Food-Channel schwächelt

Als harte Konkurrenten spürten Retailer und Fachhändler in den vergangenen Jahren den Food-Channel. Mit einem breiten Angebot an IT-Produkten machten Aldi, Lidl & Co den IT-Spezialisten massiv Käufer abspenstig. Branchenbeobachter registrierten allerdings schon länger die deutlich nachlassende Hysterie bei den Aldi-PCs. Die Zeiten, als sich Interessenten mit körperlicher Gewalt die Rechner streitig machten, gehören der Vergangenheit an.

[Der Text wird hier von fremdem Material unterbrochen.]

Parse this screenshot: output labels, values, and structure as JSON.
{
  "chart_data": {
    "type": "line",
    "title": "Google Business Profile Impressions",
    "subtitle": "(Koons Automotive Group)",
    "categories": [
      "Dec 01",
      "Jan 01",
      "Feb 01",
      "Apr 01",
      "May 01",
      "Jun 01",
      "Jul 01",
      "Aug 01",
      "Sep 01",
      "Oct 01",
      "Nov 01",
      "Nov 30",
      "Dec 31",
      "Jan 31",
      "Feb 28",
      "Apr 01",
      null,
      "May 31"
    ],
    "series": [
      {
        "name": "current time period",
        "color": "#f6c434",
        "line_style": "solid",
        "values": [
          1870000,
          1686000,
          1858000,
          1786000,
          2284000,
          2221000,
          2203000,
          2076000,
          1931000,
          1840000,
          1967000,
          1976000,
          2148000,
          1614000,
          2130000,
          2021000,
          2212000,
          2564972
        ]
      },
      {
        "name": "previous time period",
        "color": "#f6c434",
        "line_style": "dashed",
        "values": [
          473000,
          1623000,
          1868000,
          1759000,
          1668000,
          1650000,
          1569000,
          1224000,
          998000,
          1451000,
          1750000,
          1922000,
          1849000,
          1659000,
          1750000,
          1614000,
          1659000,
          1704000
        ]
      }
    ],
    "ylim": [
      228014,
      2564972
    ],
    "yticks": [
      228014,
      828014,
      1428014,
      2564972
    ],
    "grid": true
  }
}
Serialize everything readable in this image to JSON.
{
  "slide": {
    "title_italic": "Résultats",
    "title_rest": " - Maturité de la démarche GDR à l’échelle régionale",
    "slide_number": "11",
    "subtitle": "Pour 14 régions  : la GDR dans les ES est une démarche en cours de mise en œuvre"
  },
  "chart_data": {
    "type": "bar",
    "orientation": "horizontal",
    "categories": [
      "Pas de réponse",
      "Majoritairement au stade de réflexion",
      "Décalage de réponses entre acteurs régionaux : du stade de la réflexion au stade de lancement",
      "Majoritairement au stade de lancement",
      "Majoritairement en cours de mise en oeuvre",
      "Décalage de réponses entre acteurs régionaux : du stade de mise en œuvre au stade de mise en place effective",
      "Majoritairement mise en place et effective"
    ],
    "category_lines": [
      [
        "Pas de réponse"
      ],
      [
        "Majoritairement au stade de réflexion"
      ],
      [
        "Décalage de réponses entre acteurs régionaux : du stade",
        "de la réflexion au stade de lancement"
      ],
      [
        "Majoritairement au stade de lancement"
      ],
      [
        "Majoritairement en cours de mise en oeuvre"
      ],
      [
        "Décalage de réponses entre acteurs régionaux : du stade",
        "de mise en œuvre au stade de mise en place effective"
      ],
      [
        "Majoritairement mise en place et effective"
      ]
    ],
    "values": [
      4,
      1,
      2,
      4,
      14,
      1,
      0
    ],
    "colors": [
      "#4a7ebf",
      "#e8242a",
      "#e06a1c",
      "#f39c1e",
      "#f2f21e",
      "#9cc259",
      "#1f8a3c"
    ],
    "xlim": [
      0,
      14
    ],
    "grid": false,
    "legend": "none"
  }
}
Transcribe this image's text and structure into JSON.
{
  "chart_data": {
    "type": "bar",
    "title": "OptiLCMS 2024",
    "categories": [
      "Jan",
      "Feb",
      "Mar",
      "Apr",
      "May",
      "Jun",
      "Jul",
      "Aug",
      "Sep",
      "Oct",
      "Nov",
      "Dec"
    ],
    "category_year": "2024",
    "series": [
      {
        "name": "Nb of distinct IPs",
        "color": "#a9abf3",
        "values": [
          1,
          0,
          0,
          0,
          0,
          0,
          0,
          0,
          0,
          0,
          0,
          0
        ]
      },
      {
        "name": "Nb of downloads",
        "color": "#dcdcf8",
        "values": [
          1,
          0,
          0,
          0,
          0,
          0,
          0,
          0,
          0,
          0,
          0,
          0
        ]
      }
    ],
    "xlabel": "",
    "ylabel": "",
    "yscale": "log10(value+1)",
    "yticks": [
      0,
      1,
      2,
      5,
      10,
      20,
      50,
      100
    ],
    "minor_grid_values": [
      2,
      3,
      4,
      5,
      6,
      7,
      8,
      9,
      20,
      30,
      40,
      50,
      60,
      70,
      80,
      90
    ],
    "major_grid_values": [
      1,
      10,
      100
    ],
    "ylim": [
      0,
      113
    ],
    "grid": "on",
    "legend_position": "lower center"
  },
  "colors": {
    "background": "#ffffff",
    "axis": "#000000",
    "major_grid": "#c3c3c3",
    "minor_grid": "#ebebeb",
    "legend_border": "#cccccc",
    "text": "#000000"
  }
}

Medion, der Hoflieferant von Aldi, muss sich auf die veränderte Situation einstellen: Der Konzern hat seine bisherigen Geschäftsziele für das laufende Jahr bereits aufgegeben. Jetzt schließt das Unternehmen, das zuvor immer zweistellige Wachstumsraten vorgelegt hatte, sogar einen Rückgang bei Umsatz und Gewinn nicht mehr aus.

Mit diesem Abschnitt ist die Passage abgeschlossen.